Years ago, when Michael Jordan was still playing basketball, he appeared in a shoe commercial (Click the link above to view the thirty-second spot). But this time, instead of showing slam dunks and fist-pumping, it showed Jordan getting out of his car before a game, while he said the following in voice-over: “I've missed more than 9000 shots in my career. I've lost almost 300 games. 26 times, I've been trusted to take the game winning shot and missed. I've failed over and over and over again in my life. And that is why I succeed.” The point I took from the spot is that while he missed often, at least he took the shot. While he lost sometimes, at least he played the game. From the standpoint of Kingdom work, the real tragedy is not when we try something great for God and fail; it’s when we fail to try. How often do you and I have the ball in our hands with the clock ticking down…and we hold the ball, afraid to shoot, afraid to fail…until the buzzer sounds. We're afraid to engage someone who needs the Gospel, because we know it will be awkward and uncomfortable to talk about spiritual things. We ignore someone with serious physical or emotional needs because we just don't want to get involved. Or God brings someone into our orbit, and we don’t even think to see them as someone who needs the love of Christ. We're so caught up in our own stuff, we see them as simply people to deal with quickly so we can move on to the next item on our agenda.
We’ve been studying the book of Colossians for a month and a half now, and we’ve learned a lot about being holy; being different in a way that draws people to God.

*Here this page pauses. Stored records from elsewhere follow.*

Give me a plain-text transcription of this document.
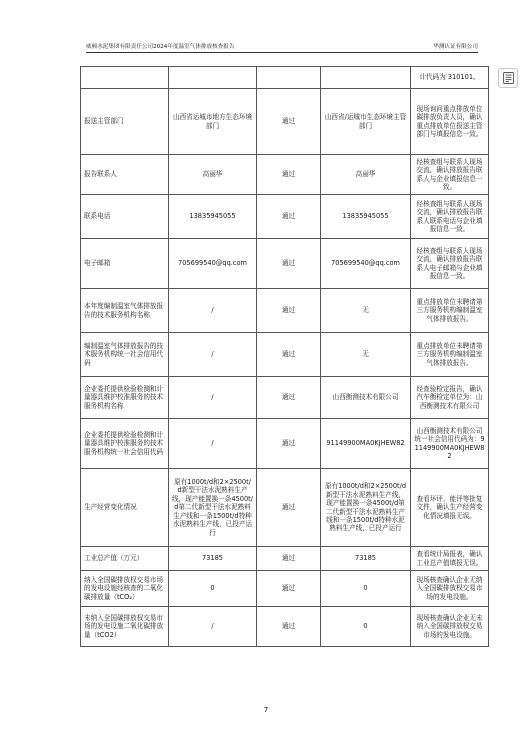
威顿水泥集团有限责任公司2024年度温室气体排放核查报告	华测认证有限公司
				计代码为 310101。
报送主管部门	山西省运城市地方生态环境部门	通过	山西省/运城市生态环境主管部门	现场询问重点排放单位碳排放负责人员，确认重点排放单位报送主管部门与填报信息一致。
报告联系人	高丽华	通过	高丽华	经核查组与联系人现场交流，确认排放报告联系人与企业填报信息一致。
联系电话	13835945055	通过	13835945055	经核查组与联系人现场交流，确认排放报告联系人联系电话与企业填报信息一致。
电子邮箱	705699540@qq.com	通过	705699540@qq.com	经核查组与联系人现场交流，确认排放报告联系人电子邮箱与企业填报信息一致。
本年度编制温室气体排放报告的技术服务机构名称	/	通过	无	重点排放单位未聘请第三方服务机构编制温室气体排放报告。
编制温室气体排放报告的技术服务机构统一社会信用代码	/	通过	无	重点排放单位未聘请第三方服务机构编制温室气体排放报告。
企业委托提供检验检测和计量器具维护校准服务的技术服务机构名称	/	通过	山西衡测技术有限公司	经查验检定报告，确认汽车衡检定单位为：山西衡测技术有限公司
企业委托提供检验检测和计量器具维护校准服务的技术服务机构统一社会信用代码	/	通过	91149900MA0KJHEW82	山西衡测技术有限公司统一社会信用代码为：91149900MA0KJHEW82
生产经营变化情况	原有1000t/d和2×2500t/d新型干法水泥熟料生产线，现产能置换一条4500t/d第二代新型干法水泥熟料生产线和一条1500t/d特种水泥熟料生产线，已投产运行	通过	原有1000t/d和2×2500t/d新型干法水泥熟料生产线，现产能置换一条4500t/d第二代新型干法水泥熟料生产线和一条1500t/d特种水泥熟料生产线，已投产运行	查看环评、能评等批复文件，确认生产经营变化情况填报无误。
工业总产值（万元）	73185	通过	73185	查看统计局报表，确认工业总产值填报无误。
纳入全国碳排放权交易市场的发电设施经核查的二氧化碳排放量（tCO₂）	0	通过	0	现场核查确认企业无纳入全国碳排放权交易市场的发电设施。
未纳入全国碳排放权交易市场的发电设施二氧化碳排放量（tCO2）	/	通过	0	现场核查确认企业无未纳入全国碳排放权交易市场的发电设施。
7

Now we are at the end of the letter. Paul just has his final greetings to specific people after this; what we’ll read this Sunday (4:2-6) is the last thing he says to the whole church. For his final word, Paul tells us to be careful so that we don’t miss those moments when God passes us the ball. Look at the second half of v. 5, making the most of the opportunity. The Greek literally says “redeeming the time.” He's talking about what some have called "divine appointments."
I like the way Henry Blackaby puts it in Experiencing God: Whenever you encounter someone who shows an interest in spiritual matters, drop whatever you are doing and spend as much time as necessary with that person. We are not spiritual creatures by nature, so if a person is interested in spiritual things, that means the Holy Spirit is working on them right now. God has just passed you the ball, and it’s your chance to do something wonderful. But what can we do in order to be ready for these moments, so we don’t miss these opportunities? That's what we'll talk about this Sunday.